Suppressing Thermal Degradation of CsPbBr3 Quantum Dot/EVA Films via APTES-Mediated Interface Engineering: Toward Efficient and Stable Luminescence Down-Shifting for Silicon Solar Cells

Abstract

Luminescence down-shifting technology is increasingly recognized as a crucial option for enhancing the efficiency of silicon solar cells. However, high-quality down-shifting materials, such as perovskite quantum dots, face challenges related to poor thermal stability. These materials tend to agglomerate into larger sizes, leading to the deterioration of the luminescence films under high temperature. Unlike introducing a protecting layer on perovskite quantum dots, we applied 3-aminopropyltriethoxysilane (APTES) as a direct capping agent for perovskite quantum dots in this work to achieve both efficient and stable composite down-shifting films.

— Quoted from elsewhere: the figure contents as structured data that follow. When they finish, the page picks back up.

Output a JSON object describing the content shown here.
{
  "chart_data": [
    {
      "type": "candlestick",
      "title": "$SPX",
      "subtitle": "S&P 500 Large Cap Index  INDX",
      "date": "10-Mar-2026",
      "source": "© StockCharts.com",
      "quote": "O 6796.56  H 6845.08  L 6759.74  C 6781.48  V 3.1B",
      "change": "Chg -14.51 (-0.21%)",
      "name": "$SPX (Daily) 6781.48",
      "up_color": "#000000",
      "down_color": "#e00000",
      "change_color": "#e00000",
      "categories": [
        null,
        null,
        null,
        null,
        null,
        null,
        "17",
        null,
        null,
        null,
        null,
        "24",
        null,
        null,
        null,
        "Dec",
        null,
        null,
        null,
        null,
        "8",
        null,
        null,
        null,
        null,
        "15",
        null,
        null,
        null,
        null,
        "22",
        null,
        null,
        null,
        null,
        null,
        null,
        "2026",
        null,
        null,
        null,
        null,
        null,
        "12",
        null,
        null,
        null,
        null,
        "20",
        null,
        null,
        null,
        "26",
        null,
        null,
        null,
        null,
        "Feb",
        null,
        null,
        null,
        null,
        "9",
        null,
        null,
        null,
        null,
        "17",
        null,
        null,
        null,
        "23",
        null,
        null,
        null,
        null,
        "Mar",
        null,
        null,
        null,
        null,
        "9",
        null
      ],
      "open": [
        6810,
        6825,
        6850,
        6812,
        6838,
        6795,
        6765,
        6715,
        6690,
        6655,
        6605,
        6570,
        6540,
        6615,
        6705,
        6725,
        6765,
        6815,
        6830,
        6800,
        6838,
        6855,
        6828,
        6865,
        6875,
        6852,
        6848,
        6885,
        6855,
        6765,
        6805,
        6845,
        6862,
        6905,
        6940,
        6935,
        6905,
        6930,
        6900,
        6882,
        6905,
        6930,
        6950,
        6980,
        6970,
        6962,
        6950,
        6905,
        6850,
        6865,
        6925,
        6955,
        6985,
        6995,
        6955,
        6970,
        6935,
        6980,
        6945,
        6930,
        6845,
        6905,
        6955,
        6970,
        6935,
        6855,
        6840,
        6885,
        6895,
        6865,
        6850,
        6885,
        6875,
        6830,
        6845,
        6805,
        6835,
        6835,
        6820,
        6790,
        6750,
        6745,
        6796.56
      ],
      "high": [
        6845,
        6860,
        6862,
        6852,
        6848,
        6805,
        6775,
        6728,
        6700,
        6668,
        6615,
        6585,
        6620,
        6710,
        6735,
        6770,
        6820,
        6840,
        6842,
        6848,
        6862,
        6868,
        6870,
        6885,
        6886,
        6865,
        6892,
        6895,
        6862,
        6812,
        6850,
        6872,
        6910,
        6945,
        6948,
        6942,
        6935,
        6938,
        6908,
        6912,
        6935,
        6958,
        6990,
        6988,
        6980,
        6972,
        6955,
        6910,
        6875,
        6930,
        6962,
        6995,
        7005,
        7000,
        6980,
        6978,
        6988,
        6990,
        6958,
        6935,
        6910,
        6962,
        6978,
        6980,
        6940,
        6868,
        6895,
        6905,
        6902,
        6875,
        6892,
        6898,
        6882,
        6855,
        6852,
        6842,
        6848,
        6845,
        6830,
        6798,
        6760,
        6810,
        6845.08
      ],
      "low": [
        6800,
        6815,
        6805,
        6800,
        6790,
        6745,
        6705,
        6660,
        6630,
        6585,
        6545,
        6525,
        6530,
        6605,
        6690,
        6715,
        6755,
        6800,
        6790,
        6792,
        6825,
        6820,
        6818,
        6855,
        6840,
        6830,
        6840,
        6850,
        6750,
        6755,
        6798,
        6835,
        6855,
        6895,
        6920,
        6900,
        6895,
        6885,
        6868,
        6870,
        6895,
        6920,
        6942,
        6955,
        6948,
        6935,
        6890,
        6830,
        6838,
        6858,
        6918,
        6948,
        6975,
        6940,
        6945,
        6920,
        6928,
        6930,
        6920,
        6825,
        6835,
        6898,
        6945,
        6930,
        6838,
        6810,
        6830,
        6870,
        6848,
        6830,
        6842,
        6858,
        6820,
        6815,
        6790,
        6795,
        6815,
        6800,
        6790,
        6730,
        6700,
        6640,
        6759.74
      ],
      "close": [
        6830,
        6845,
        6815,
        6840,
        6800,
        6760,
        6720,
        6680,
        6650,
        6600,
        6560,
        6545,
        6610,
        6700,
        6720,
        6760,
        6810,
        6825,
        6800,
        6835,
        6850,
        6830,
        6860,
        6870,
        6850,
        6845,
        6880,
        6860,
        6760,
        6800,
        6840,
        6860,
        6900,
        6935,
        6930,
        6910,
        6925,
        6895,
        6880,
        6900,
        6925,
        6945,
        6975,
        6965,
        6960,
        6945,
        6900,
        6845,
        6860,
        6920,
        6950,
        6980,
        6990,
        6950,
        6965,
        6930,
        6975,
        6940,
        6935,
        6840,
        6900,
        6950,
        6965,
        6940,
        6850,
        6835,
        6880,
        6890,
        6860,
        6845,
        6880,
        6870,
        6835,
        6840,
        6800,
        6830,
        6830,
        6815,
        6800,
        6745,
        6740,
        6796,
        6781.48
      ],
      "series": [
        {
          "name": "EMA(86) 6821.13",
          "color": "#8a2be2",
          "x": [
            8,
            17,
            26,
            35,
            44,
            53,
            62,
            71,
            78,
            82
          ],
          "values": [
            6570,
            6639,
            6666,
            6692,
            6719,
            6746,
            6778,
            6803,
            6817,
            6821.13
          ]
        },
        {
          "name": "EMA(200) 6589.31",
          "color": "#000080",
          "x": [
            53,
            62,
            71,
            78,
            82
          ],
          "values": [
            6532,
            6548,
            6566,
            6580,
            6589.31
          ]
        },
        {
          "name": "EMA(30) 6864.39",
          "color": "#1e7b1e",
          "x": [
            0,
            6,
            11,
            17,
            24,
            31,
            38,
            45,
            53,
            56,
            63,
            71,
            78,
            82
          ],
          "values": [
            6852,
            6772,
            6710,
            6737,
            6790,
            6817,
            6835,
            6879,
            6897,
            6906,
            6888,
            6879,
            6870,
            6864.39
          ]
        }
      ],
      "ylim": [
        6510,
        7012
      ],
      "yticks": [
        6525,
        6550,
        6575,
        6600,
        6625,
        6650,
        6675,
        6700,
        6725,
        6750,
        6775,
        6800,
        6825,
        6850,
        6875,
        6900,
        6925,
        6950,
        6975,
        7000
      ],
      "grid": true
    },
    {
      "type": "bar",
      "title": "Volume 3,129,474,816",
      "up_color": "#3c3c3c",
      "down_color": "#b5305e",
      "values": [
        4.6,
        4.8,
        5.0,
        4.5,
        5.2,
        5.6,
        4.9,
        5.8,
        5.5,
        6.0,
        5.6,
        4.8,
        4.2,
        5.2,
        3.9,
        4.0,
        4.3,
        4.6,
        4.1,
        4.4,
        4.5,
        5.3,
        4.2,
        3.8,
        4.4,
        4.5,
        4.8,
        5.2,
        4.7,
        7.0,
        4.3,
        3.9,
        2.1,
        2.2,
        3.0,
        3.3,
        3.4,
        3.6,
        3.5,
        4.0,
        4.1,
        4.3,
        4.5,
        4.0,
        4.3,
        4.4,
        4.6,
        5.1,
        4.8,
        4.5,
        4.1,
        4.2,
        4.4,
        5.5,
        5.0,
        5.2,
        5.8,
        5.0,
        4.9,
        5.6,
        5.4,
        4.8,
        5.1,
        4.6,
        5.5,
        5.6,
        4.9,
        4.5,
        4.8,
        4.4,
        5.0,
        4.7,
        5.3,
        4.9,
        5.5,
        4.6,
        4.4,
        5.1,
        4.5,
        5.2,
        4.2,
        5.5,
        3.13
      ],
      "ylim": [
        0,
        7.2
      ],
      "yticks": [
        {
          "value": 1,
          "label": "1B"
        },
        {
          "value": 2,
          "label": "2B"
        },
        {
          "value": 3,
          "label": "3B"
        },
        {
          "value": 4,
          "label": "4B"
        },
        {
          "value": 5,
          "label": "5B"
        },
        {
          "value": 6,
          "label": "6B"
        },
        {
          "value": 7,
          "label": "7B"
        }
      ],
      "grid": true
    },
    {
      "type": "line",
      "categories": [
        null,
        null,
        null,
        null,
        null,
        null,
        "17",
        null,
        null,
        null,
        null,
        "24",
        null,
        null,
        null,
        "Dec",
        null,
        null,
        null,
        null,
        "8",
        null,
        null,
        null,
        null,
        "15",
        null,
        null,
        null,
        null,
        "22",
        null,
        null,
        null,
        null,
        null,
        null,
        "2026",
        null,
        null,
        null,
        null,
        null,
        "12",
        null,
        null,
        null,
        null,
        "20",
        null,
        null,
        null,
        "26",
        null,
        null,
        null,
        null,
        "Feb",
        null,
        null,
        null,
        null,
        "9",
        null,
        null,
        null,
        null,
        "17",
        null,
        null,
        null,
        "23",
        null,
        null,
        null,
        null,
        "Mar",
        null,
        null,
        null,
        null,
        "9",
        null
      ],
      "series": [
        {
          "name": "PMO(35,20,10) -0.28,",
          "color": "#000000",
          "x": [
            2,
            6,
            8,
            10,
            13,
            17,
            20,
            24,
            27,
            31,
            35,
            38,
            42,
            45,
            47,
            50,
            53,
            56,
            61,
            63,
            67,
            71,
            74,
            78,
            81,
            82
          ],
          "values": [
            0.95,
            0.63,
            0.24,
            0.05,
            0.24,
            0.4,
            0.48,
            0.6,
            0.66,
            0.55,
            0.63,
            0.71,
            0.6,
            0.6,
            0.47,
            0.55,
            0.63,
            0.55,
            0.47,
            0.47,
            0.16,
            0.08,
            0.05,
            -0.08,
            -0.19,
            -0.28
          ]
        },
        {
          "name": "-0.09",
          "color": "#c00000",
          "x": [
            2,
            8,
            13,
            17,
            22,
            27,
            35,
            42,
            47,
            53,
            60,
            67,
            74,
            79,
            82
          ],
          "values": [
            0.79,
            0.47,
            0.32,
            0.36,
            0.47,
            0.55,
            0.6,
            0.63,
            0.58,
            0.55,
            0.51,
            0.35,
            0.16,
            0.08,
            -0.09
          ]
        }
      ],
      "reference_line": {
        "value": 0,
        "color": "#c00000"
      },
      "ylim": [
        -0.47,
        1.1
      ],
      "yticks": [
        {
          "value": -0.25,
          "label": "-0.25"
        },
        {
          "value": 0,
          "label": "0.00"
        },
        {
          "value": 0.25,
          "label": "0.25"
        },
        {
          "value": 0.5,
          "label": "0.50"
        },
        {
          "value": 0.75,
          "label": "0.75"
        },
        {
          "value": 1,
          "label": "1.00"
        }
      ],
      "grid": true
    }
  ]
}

The interaction between APTES and CsPbBr3 quantum dots is thoroughly analyzed using both experimental measurements and theoretical calculations. Due to the strong interaction between APTES and CsPbBr3, an optimal amount of APTES effectively stabilizes the quantum dots. When mixed with ethylene-vinyl acetate copolymer (EVA), the strong interaction between APTES and polymer chains could suppress the aggregation of CsPbBr3 quantum dots and inhibit degradation of the composite film under heating. Upon coating on commercial crystalline silicon solar cells, the optimal CsPbBr3 quantum dot/EVA composite film achieves an absolute efficiency by 1.00%, maintaining a 0.81% efficiency improvement even after annealing at 90°C for 3 hours. In contrast, while the film without APTES shows an efficiency improvement of 0.63% at room temperature but experiences a decrease of 0.23% under the same heating conditions. This work provides a feasible strategy to enhance the thermal stability of CsPbBr3 quantum dot/EVA composite films under high-temperature conditions, offering a promising path toward the commercial application of perovskite-based luminescence down-shifting films in silicon solar cells.